In response to Assembly Local Government Committee chair Marilyn Kirkpatrick, Bradhurst said one purpose of WC-3 is to make it clear that water found in Washoe and water imported are treated differently in inventorying available water. “If a local entity or individual is successful in getting water from a rural locale, that isn’t Washoe water, so that when planners sit down, they are using realistic water figures.”
Washoe High School senior Brittany Berger testified, “Water is like money to me. … You can’t spend more than you have. This could be a balance between development and water planning.”

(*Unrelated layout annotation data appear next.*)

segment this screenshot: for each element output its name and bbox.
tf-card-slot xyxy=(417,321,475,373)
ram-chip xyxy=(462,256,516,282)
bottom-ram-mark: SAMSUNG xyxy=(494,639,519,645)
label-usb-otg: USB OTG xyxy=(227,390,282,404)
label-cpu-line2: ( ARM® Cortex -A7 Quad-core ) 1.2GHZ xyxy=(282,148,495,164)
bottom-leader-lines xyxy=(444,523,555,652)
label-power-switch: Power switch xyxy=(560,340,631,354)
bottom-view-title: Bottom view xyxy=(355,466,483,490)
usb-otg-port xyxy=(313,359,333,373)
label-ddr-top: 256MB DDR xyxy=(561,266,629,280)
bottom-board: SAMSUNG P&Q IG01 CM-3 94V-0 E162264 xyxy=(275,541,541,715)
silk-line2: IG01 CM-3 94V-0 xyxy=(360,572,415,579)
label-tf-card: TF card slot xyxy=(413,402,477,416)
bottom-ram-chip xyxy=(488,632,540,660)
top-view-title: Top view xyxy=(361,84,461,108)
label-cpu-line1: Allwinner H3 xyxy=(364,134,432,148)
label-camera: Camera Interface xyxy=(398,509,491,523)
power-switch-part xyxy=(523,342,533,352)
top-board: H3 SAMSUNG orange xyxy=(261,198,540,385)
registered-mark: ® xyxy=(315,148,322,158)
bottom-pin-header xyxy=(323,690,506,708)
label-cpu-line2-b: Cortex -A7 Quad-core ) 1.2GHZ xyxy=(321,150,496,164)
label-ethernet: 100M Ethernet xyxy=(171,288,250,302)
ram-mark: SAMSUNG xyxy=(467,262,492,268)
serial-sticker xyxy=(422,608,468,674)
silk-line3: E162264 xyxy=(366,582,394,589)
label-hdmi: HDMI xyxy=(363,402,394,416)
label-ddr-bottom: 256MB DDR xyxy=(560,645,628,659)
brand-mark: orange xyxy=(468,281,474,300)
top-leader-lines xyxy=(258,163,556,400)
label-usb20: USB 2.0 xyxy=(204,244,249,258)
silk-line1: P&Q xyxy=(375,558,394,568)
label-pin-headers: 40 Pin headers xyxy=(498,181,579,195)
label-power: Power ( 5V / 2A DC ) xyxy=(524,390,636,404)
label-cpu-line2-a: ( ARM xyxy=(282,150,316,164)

Greg Peek of ERGS Properties led off the opposition to the measure with objections to a state law. “Government is best when it governs close to the people,” he said. “It [WC-3] was passed just in November, and we really haven’t had a chance locally to work through it.” He said Leslie’s bill goes beyond WC-3 because the voters supported a measure which mentions adding language only to “the regional plan, not the revised statutes.” (State law is compiled in Nevada Revised Statutes.)
“This is unneeded legislation; it is already in the statutes. … We’re going beyond what WC-3 calls for. … We’re already doing it.”
Peek read a section of the state law on the regional planning process used in Washoe County to demonstrate that local governments already must follow the procedure mandated in WC-3.
“The concerns have been, our growth outstrips our water supply,” Peek said, adding that “actual growth cannot outstrip water supply” because of existing law. “Every developer must bring water.”
Opponent Randy Walter represented a civil engineering firm, Places Consulting, that specializes in large scale development. He attacked the language used in local planning. “I know a little bit about planner jargon,” he said, citing terms like sustainable water resources—“What does that mean?”—and development pattern—“What does that mean? Who defines it?”
He said the “undefined terms” are “loosely understood,” which makes it possible for county planners to do whatever they want.
Walker said if WC-3 required the master plan to “require proof of the availability of water,” it would be a “deal killer,” stopping developments from ever coming to pass.
Kirkpatrick, a former Clark County planning commission member, interjected a question: “Why is it a deal killer? … Don’t you kind of want to know if you’ve got those water rights?”
Peek responded that it matters at what point developers must provide the water. “I just obtained a special use permit for 420 apartments I would not have been able to do that if I had to bring water for 420 units … up front.”
Peek also complained that there was a dialogue going in Washoe County among local officials and developers after the enactment of WC-3, but Leslie’s bill stopped it in its tracks: “When A.B. 119 was introduced, all that discussion went away.”
Builders Association of Northern Nevada lobbyist Jay Parmer raised another issue—“The local governments affected by this legislation have submitted fiscal notes in the amount of 1.6 million.” He claimed that would make the legislation an unfunded mandate.
Tray Abney of the Reno Chamber of Commerce said, “Now, more than ever, it’s important that we encourage business growth in our community. … Let’s make sure that we can still create jobs.”